Sen. Harry Reid is planning to announce today that the version of the Senate bill that he will bring to the floor will include a public option, with the form of option being a negative one for the states (i.e., they can "opt-out" of offering it to their publics), and, I believe, negotiated rates on reimbursement and an expanded eligibility for Medicaid (Medicare for the poor). Republicans will universally deride this compromise offering as creeping socialism, but, creep that I am, I will support it (if it's what I said it will be).
Reid has said that he is personally in favor of the p.o., but what he is doing is watering it down so that he can hold his party's caucus together on a vote to end debate on the measure (at some point). He is going with the "60 to end debate; 51 to pass" approach, rather than the "budget reconciliation" approach--which might get something through without a cloture vote requiring 60 supporting an end to debate, but could be ineffective in terms of legislation and subject to legal challenges--or the "bipartisan approach", in which there would be no p.o., or a phony one, or a triggered one (and it still might not get 60 votes in favor). This is a new version of the "Gang of 12" which solved the last "slow-motion train wreck", that of judicial appointments back in the Bushite era (see posts with that label).
I'm not going to criticize Reid for the deficiencies of the results of his head-counting, nor do I think his headcount is wrong. What he is doing is being creative in finding several Democratic senators who don't support a public option but are willing to let it through as long as their individual states can opt out of offering the program entirely. There are several small states, some of which have Democratic senators, who have some problems with Medicare reimbursement rates (though I don't think the compromise proposal will actually have them) and don't trust the Federally-backed p.o. to deal fairly.
There are also two large states which we can expect may opt out: Florida and Texas. Texas will do so just because its legislature and statehouse are controlled by greedy hogs at the trough, and their voters can't seem to get their act together to do anything about it. So, if the train pulls out without them and they see it's a fun ride, maybe they finally will get the point. Florida, I hear, has enough competition from the private insurers that they may decide--in the short run--that they don't need this option for their consumers. We'll see if that holds up.

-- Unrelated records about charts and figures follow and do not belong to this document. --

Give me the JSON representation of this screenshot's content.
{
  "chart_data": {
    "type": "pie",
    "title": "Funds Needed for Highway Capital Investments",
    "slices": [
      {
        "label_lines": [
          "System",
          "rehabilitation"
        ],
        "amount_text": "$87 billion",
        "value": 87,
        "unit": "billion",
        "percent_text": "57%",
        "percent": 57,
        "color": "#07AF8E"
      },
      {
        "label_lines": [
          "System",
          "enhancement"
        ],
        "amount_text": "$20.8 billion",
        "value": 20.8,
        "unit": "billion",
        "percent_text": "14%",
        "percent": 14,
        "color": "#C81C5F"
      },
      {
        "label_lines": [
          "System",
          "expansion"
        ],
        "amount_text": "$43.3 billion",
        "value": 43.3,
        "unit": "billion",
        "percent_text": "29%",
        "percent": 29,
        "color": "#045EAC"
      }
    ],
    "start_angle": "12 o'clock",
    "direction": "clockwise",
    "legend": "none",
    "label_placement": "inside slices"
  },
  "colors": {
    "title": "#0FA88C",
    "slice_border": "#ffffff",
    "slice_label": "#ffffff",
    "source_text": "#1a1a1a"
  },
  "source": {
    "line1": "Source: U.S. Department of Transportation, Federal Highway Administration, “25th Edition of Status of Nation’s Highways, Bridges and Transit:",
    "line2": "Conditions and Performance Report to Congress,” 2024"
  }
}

Eat Cake, Bob, Because You Can't Also Have It
Robert J. Samuelson, frequent columnist for Newsweek and the Washington Post, is what I would call a "crank economist". He doesn't have a clear ideological slant to his economical proclamations, but he does prefer a contrarian view of any given topic. So, with the p.o., he's essentially said that it won't cut costs, won't be popular, but will somehow destroy the private insurance industry. We've covered the contradictions in this point of view before: what I want to address now is the issue of costs, and his analysis both demonstrates a popular misconception and helps us clear up another.
Samuelson is arguing that if the p.o. has the "Medicare rates" of reimbursement to health providers (early House versions had Medicare +5%), it will kill private insurers while not reducing systemic health costs (the lower reimbursement rates will be made up somewhere); if they don't have those low rates--i.e. the "negotiated rates" that I'm expecting--they will merely be on a level playing field with the private insurers, so they won't make an impact.
Samuelson may be supported by studies like the Congressional Budget Office's which will suggest that the p.o. will not cut costs, but that's because the CBO is going to be talking about costs to the government, not the consumer, or of the system in general. The way to cut costs to the consumer is to allow low-cost insurance options to those not in employer plans (which the private insurers have proven they will not do), and the way to cut costs more broadly in the system is to cut the cost of employer programs by reducing their tax-deductibility. We all know that the final bill will be tweaked so that CBO's result is neutral over a 10-year period, so their periodic readouts on the current legislation just let us know whether subsidies will need to be increased or decreased.
This issue is tied inevitably with the question of mandates, which has been another moving target in the bill. The employer mandate should be a "pay or play" one, in which employers above a certain size (and it shouldn't be too large) must either contribute to a pool, or provide a program. The amount of tax deductibility for employer-provided programs should be equal to the required contribution, so the question is just which approach provides better quality for their employees. Similarly, the amount of penalty for individuals who do not have insurance should be slightly higher than the cost they would bear for the minimum level of the p.o., and people who have no insurance should have to pay that premium (that's a true "premium") when they are treated in emergency rooms (or be arrested for vagrancy) or in doctors' offices.
This would give people a choice: pay me now--and be covered by insurance--or pay me later. Some would still choose to bet on their invulnerability and would get away with it, but most would prefer not to have to deal with it on the back end.
The combination of the proper mandates, a public option for those without employer plans, and cost controls on employer plans will be the formula for bending the systemic costs of healthcare downward over the long run.